By now, it’s well established that Texas cultivates talented big men that make NBA scouts drool. How the Longhorns accumulate multiple first-round draft picks and still can’t win big is a matter for another day.
Jaxson Hayes, an incredibly talented 6-11 freshman with a sky-high upside, became Texas’ next first-rounder Thursday night when he was selected eighth overall in the NBA draft in New York.
Fans watching at home may think Hayes is going to Atlanta. But the Hawks packaged the pick and will effectively ship Hayes to the New Orleans Pelicans. Hayes is likely to end up playing alongside the No. 1 overall pick Zion Williamson in what immediately looks like the most intriguing, dunk-happy young team in the NBA.
Most mock drafts pegged Hayes to go 10th overall when measured against other players available and the draft order. That’s about where he figured to go when Hayes met with Austin reporters in May at the end of the spring semester.
“Kind of hard to pass up on, being possibly top 10,” Hayes said at the time. “We’ll see how everything goes at the combine and all that, but hopefully it’s top 10. It’s kind of hard to pass on.”
Hayes, who turned 19 in May, finished out the spring semester at UT specifically so he would remain in good academic standing. Texas athletics is aggressive about reaching out to former athletes and helping them finish their degrees after finishing their pro careers.
Texas seniors Kerwin Roach II and Dylan Osetkowski are draft-eligible, however they are projected to become free agents.
Athletically, Hayes is a Cincinnati-raised dynamo with floppy hair, soft hands and an old soul. He was relatively unknown during most of his high school years and didn’t really explode physically and athletically until the summer before his senior year.
He committed to UT before Hayes even started his first varsity game at Archbishop Moeller High School. Hayes averaged 12 points, seven rebounds and four blocks per game and was widely seen as a foundational piece to UT’s future.
Hayes had a breakout performance against North Carolina last November with 15 points and nine rebounds. By that point, five games into the season, he already had 11 blocks. He eventually moved into the starting lineup and became a workhorse for UT coach Shaka Smart.
Hayes finished the year averaging 10 points, five rebounds and 2.2 blocks in about 23 minutes per game. A lot of those points were via blocks and layups, a key reason how he shot a school-record 72.8 percent.
The only real oddity from Hayes’ lone collegiate season was that he did not record a single double-double. To paraphrase an old pilot’s analogy, Hayes simply needs to log his 10,000 hours in the gym. His mid-range game needs work and needs to build more upper-body strength.

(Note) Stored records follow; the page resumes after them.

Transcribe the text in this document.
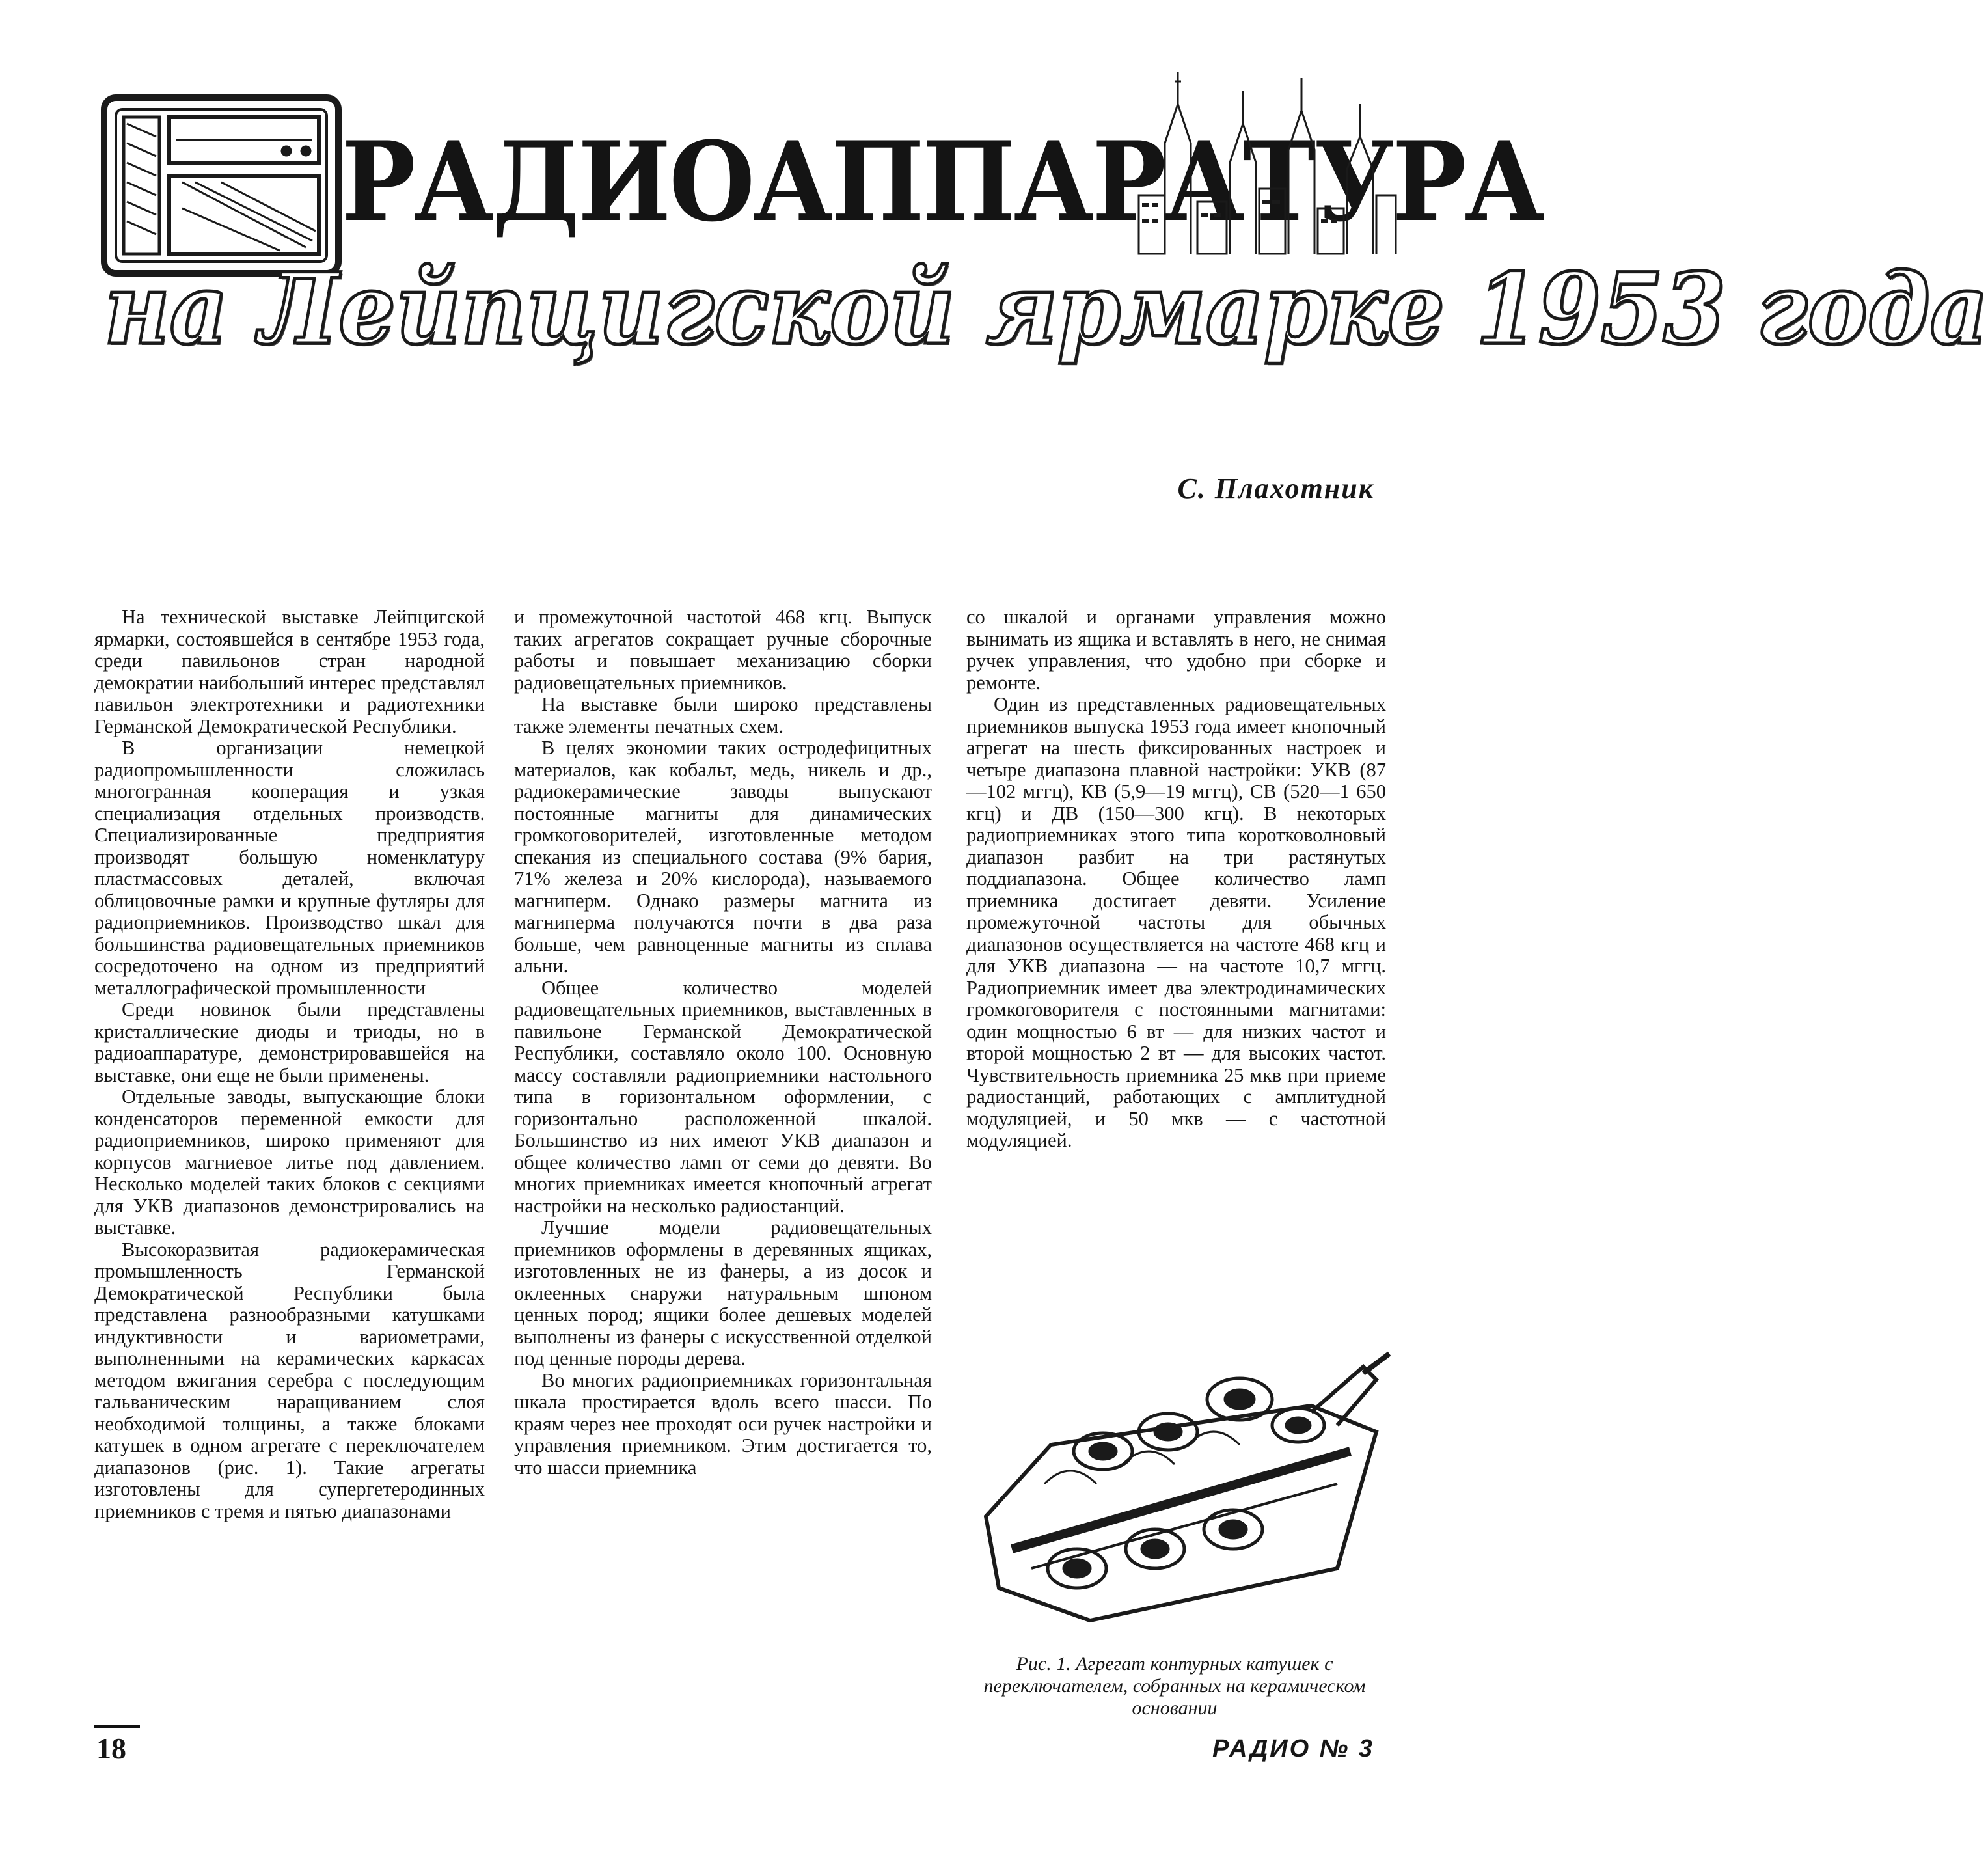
РАДИОАППАРАТУРА
на Лейпцигской ярмарке 1953 года
С. Плахотник

На технической выставке Лейпцигской ярмарки, состоявшейся в сентябре 1953 года, среди павильонов стран народной демократии наибольший интерес представлял павильон электротехники и радиотехники Германской Демократической Республики.

В организации немецкой радиопромышленности сложилась многогранная кооперация и узкая специализация отдельных производств. Специализированные предприятия производят большую номенклатуру пластмассовых деталей, включая облицовочные рамки и крупные футляры для радиоприемников. Производство шкал для большинства радиовещательных приемников сосредоточено на одном из предприятий металлографической промышленности

Среди новинок были представлены кристаллические диоды и триоды, но в радиоаппаратуре, демонстрировавшейся на выставке, они еще не были применены.

Отдельные заводы, выпускающие блоки конденсаторов переменной емкости для радиоприемников, широко применяют для корпусов магниевое литье под давлением. Несколько моделей таких блоков с секциями для УКВ диапазонов демонстрировались на выставке.

Высокоразвитая радиокерамическая промышленность Германской Демократической Республики была представлена разнообразными катушками индуктивности и вариометрами, выполненными на керамических каркасах методом вжигания серебра с последующим гальваническим наращиванием слоя необходимой толщины, а также блоками катушек в одном агрегате с переключателем диапазонов (рис. 1). Такие агрегаты изготовлены для супергетеродинных приемников с тремя и пятью диапазонами

и промежуточной частотой 468 кгц. Выпуск таких агрегатов сокращает ручные сборочные работы и повышает механизацию сборки радиовещательных приемников.

На выставке были широко представлены также элементы печатных схем.

В целях экономии таких остродефицитных материалов, как кобальт, медь, никель и др., радиокерамические заводы выпускают постоянные магниты для динамических громкоговорителей, изготовленные методом спекания из специального состава (9% бария, 71% железа и 20% кислорода), называемого магниперм. Однако размеры магнита из магниперма получаются почти в два раза больше, чем равноценные магниты из сплава альни.

Общее количество моделей радиовещательных приемников, выставленных в павильоне Германской Демократической Республики, составляло около 100. Основную массу составляли радиоприемники настольного типа в горизонтальном оформлении, с горизонтально расположенной шкалой. Большинство из них имеют УКВ диапазон и общее количество ламп от семи до девяти. Во многих приемниках имеется кнопочный агрегат настройки на несколько радиостанций.

Лучшие модели радиовещательных приемников оформлены в деревянных ящиках, изготовленных не из фанеры, а из досок и оклеенных снаружи натуральным шпоном ценных пород; ящики более дешевых моделей выполнены из фанеры с искусственной отделкой под ценные породы дерева.

Во многих радиоприемниках горизонтальная шкала простирается вдоль всего шасси. По краям через нее проходят оси ручек настройки и управления приемником. Этим достигается то, что шасси приемника

со шкалой и органами управления можно вынимать из ящика и вставлять в него, не снимая ручек управления, что удобно при сборке и ремонте.

Один из представленных радиовещательных приемников выпуска 1953 года имеет кнопочный агрегат на шесть фиксированных настроек и четыре диапазона плавной настройки: УКВ (87—102 мггц), КВ (5,9—19 мггц), СВ (520—1 650 кгц) и ДВ (150—300 кгц). В некоторых радиоприемниках этого типа коротковолновый диапазон разбит на три растянутых поддиапазона. Общее количество ламп приемника достигает девяти. Усиление промежуточной частоты для обычных диапазонов осуществляется на частоте 468 кгц и для УКВ диапазона — на частоте 10,7 мггц. Радиоприемник имеет два электродинамических громкоговорителя с постоянными магнитами: один мощностью 6 вт — для низких частот и второй мощностью 2 вт — для высоких частот. Чувствительность приемника 25 мкв при приеме радиостанций, работающих с амплитудной модуляцией, и 50 мкв — с частотной модуляцией.

Рис. 1. Агрегат контурных катушек с переключателем, собранных на керамическом основании
18	РАДИО № 3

“You can do the research, but I challenge you to find a 6-11 kid who’s going to be a top-10 pick that never had a double-double,” Smart told NBA.com. “I’m not saying that negatively. Some guys are picked for what they can do in a shorter term. The bigger they are, the longer they are, it’s more about potential.”
Hayes suffered a knee injury in the Big 12 tournament and missed the team’s entire run to the NIT championship. The Big 12 freshman of the year later said he did not require surgery and would start focusing on the draft.
At the NBA scouting combine, Hayes put up crazy numbers. His 7-3 wingspan alone moved him up draft boards. His college numbers look even better when you extrapolate them over 100 possessions per game, a common NBA metric.
— Shaka Smart (@HookEmSmart) June 21, 2019
His parents, Jonathan and Kristi, were well aware what their son was getting into. Jonathan Hayes was an All-American tight end at Iowa, logged 184 games in the NFL and then was an assistant coach for 16 seasons. He’s now the head coach of the XFL team in St. Louis. Kristi Hayes was one of the best women’s basketball players in Iowa history and an assistant coach at Oklahoma.
Texas has procured and developed four first-round draft pick in the last five years — Myles Turner (2015), Jarrett Allen (2017), Mo Bamba (2018) and now Hayes. None of them won a single NCAA Tournament game. Turner played for former coach Rick Barnes. The rest played for Smart.
All are still strong UT ambassadors, much like two-time NBA Finals MVP Kevin Durant.
Hayes is likely to flash the “Hook ’em” hand sign for years to come, too.